Wouldn't it be kinder to say that a lie is a short work of fiction? 'A story' as my daughter says?
what you fear, you invite.
That's the one thing a politician mustn't have - political opinions or principles. He can have prejudices - indeed he must have prejudices and share all the popular political superstitions of the moment as ardently as he can. But he must not have principles. He must never let the people suspect that they cannot eat their cake and have it. He must promise them a defense program and a higher standard of living. He must never use that dreadful little word or.
money is an acquired taste that grows as it is fed.
Were modern cities only beautiful after darkness hid everything but their lights?
Nobody believes in ghosts, but everybody is afraid of them.
The experiences of the heartless are so limited. It is hate that is blind. Love may miss a flaw here and there, but hate misses beauty everywhere.

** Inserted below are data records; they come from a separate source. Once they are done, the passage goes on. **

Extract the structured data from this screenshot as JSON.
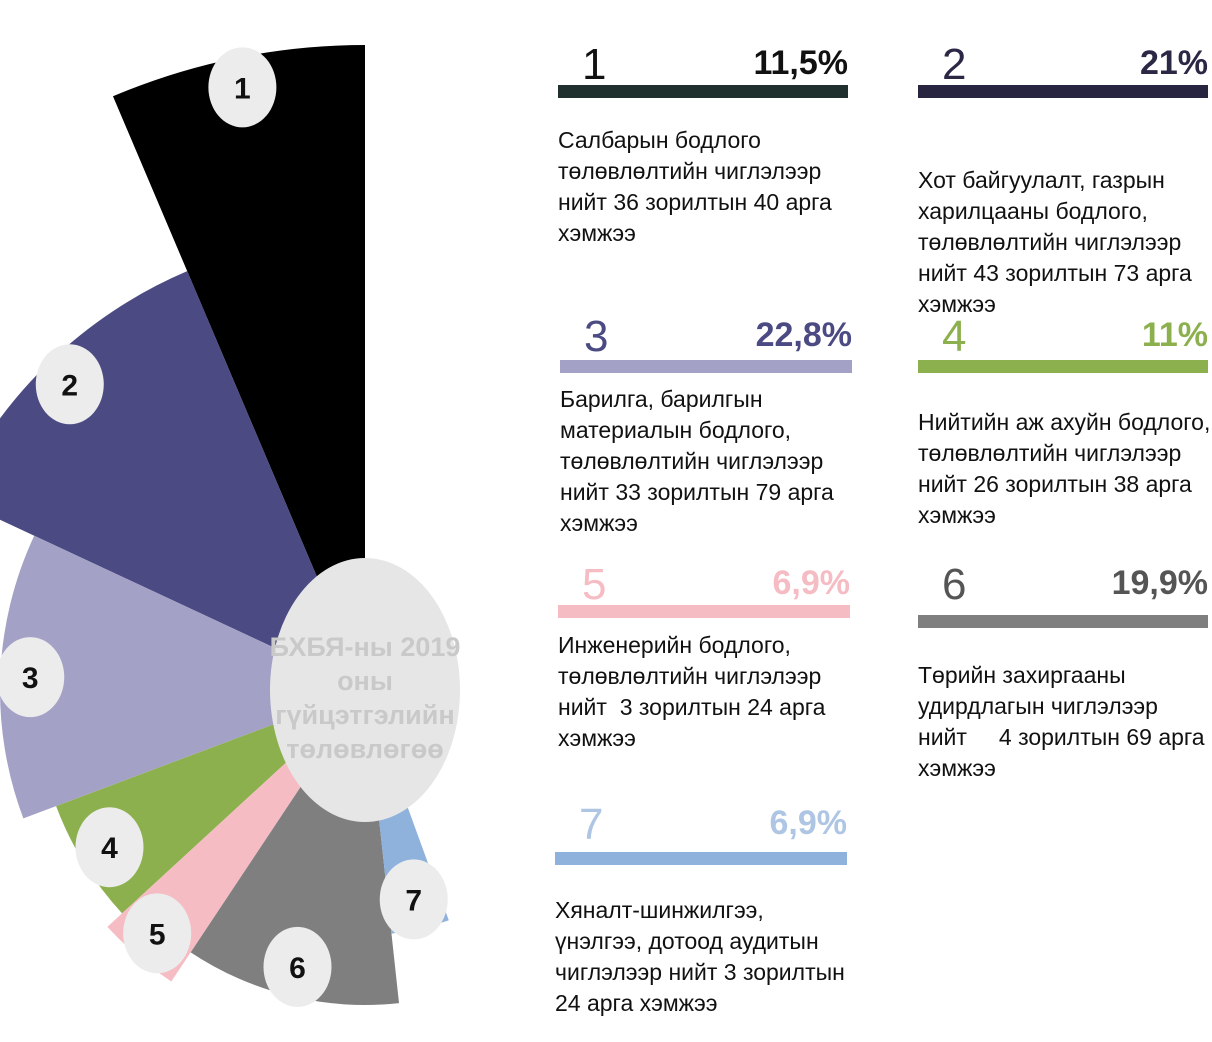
{
  "chart_data": {
    "type": "fan",
    "center_text": "БХБЯ-ны 2019 оны гүйцэтгэлийн төлөвлөгөө",
    "categories": [
      "1",
      "2",
      "3",
      "4",
      "5",
      "6",
      "7"
    ],
    "values": [
      11.5,
      21,
      22.8,
      11,
      6.9,
      19.9,
      6.9
    ],
    "value_labels": [
      "11,5%",
      "21%",
      "22,8%",
      "11%",
      "6,9%",
      "19,9%",
      "6,9%"
    ],
    "colors": [
      "#000000",
      "#4b4a82",
      "#a3a1c6",
      "#8db04e",
      "#f6bcc3",
      "#7f7f7f",
      "#8fb2dc"
    ],
    "descriptions": [
      "Салбарын бодлого төлөвлөлтийн чиглэлээр нийт 36 зорилтын 40 арга хэмжээ",
      "Хот байгуулалт, газрын харилцааны бодлого, төлөвлөлтийн чиглэлээр  нийт 43 зорилтын 73 арга хэмжээ",
      "Барилга, барилгын материалын бодлого, төлөвлөлтийн чиглэлээр нийт 33 зорилтын 79 арга хэмжээ",
      "Нийтийн аж ахуйн бодлого, төлөвлөлтийн чиглэлээр нийт 26 зорилтын 38 арга хэмжээ",
      "Инженерийн бодлого, төлөвлөлтийн чиглэлээр нийт  3 зорилтын 24 арга хэмжээ",
      "Төрийн захиргааны удирдлагын чиглэлээр нийт     4 зорилтын 69 арга хэмжээ",
      "Хяналт-шинжилгээ, үнэлгээ, дотоод аудитын чиглэлээр нийт 3 зорилтын 24 арга хэмжээ"
    ]
  }
}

Everything you do in war is a crime in peace
In a city you thought of all life as human life. You had to live in the heart of the woods to realize that humanity was a slight ripple on the surface of a flood of life that seeped into every vacant crack, flowed into every biological vacuum the moment it occurred.
Falling in love is like religious conversion. It goes on for a long time below the threshold before it reaches consciousness.
Civilization is a fiction which becomes a fact only as long as everyone can believe in it. It is the cynic, rather than the rebel, who pulls down the whole flimsy structure periodically throughout history.
Other people's children, like other people's love affairs, were so much less interesting than one's own.
To the Latin, cynicism and middle age are synonymous. Look at our politicians - they move through their careers from left to center to right, like the hands of a clock.
Every criminal leaves psychic fingerprints. And he can't wear gloves to hide them.
At twenty your choices are almost unlimited. At fifty you're a prisoner of past decisions. At seventy you have no free will left at all.
fiction and lies are both works of creative art, and creation always reveals the creator.
The author portrays himself in every line he writes and portrayal is always betrayal.